Water Street’s success is crystal clear
Published 12:39 pm Friday, April 9, 2010
By AARON MUELLER
aaron@offthewater.com
Things are heating up at Water Street Glassworks, a glass and metal works art school and gallery in the Benton Harbor art district.
After adding metal work classes a year ago, the business is expanding even more, as it gains in popularity in the area and gains respect at a regional and even national level.
Water Street Glassworks, 140 Water St., will be opening a retail gallery and gelato ice cream shop in May called Water Street GelatoWorks in its second storefront next door.
“It’s a new kind of social enterprise for us,” executive director Dorris Akers said. “We will run a retail facility to help support our programs and to fill a need in the arts district for an ice cream shop.”

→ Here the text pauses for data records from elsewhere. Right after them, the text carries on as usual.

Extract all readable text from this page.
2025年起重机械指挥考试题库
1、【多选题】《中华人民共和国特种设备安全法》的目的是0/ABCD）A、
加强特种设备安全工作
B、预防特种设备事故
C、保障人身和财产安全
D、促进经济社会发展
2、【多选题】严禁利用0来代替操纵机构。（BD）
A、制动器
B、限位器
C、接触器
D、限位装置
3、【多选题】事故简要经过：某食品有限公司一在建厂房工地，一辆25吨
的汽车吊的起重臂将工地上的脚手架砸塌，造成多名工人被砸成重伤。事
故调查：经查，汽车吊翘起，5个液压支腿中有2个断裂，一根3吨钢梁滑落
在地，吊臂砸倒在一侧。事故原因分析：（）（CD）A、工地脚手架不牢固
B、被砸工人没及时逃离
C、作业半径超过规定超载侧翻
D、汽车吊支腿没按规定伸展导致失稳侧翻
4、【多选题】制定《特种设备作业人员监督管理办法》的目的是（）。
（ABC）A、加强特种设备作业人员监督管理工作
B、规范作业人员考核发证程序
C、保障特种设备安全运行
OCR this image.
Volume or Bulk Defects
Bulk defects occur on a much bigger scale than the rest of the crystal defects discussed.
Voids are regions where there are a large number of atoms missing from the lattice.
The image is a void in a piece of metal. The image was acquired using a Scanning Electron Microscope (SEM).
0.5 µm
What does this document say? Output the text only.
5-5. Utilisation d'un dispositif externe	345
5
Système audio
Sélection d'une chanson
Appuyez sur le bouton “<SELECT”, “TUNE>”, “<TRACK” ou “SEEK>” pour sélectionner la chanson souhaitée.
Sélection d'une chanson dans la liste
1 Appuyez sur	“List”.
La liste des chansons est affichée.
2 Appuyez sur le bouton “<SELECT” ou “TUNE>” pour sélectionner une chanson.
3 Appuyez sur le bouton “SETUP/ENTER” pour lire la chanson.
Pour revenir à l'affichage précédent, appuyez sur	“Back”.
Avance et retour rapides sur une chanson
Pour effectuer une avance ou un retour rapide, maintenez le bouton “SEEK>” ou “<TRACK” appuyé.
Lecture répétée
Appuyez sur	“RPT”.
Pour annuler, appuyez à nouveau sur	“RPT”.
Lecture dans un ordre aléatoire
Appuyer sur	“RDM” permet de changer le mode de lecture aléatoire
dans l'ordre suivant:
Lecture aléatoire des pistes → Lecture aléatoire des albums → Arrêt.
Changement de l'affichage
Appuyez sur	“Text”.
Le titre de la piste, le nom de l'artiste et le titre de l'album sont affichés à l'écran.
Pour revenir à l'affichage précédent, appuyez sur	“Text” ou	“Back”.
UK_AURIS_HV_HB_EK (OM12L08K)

The retail gallery will allow Water Street’s teenage students in the Fired Up! program to sell their work and learn about the business side of art.
“We will sell the art of the students, and they will actually have paying jobs in the shop,” Akers said.
The new business will also open several jobs for people to work in the gelato ice cream shop.
Fired Up!, a non-profit program that has served 88 teenage students since it began in 2004, was named one of the top 50 after-school arts programs in the country by The President’s Committee on the Arts and Humanities.
The benefits of the program for the teenagers are numerous.
“Teachers tell us that their students immediately focus better in school once they start Fired Up!,” she said. “They’ve also become a part of a family – the Fired Up! family. We celebrate their birthdays. We take them on field trips. And we praise their work.”
The classes in glass-blowing, bead-making and glass-fusing meet once a week after school at the professional studio and are free to the students.
“It’s one day a week, but they beg us to come in more,” Akers said.
Budget constraints keep the school from expanding the Fired Up! classes to two days a week. It costs $1,200 per student to run the program.
Shickereiya Wells, one of the Fired Up! students, said the program has allowed her to find hidden talents.
“It makes me see my inner creativity,” she said. “It makes me happier, because I can do something unusual and fun.”
Quinshon Evans, 13, started the program in the fall because he had an interest in art, and his instructors say he has flourished.
“It used to take me three to four class hours to make one of these,” he said, pointing to a colorful glass-fusing piece. “Now I can do one in 30 minutes. I love art, and this gives me more experience with glass. We never get to do this kind of stuff in school.”
But the learning goes beyond the hands-on classes. Last year six students were commissioned to help produce 32 Italian glass mosaic panels installed in Jean Klock Park. Students also had the opportunity to visit Toledo Glass Pavilion, where they were publicly recognized as glass artists.
Water Street isn’t just limited to youth though, as it has dozens of classes for adults. In the January through March semester, 52 classes were available – 35 of them brand-new.
“The interest is growing,” Akers said. “The facelift, the revitalization of Main Street and the streets of the art district has had a very positive impact on traffic.”
Water Street also has a gallery to display the work of staff and students as well as professional guest artists from throughout the Midwest. The staff often gives live demonstrations as well.
Akers believes the development of Water Street Glass Works and other businesses in the art district is a big positive in a community struggling financially.
“The arts add to the quality of life, making people want to be here, want to move here, want to participate,” she said. “Our students go back out into their communities with their families and churches and then we see more people with no connection to art realizing this is a safe, meaningful place to come. It’s developing a culture.”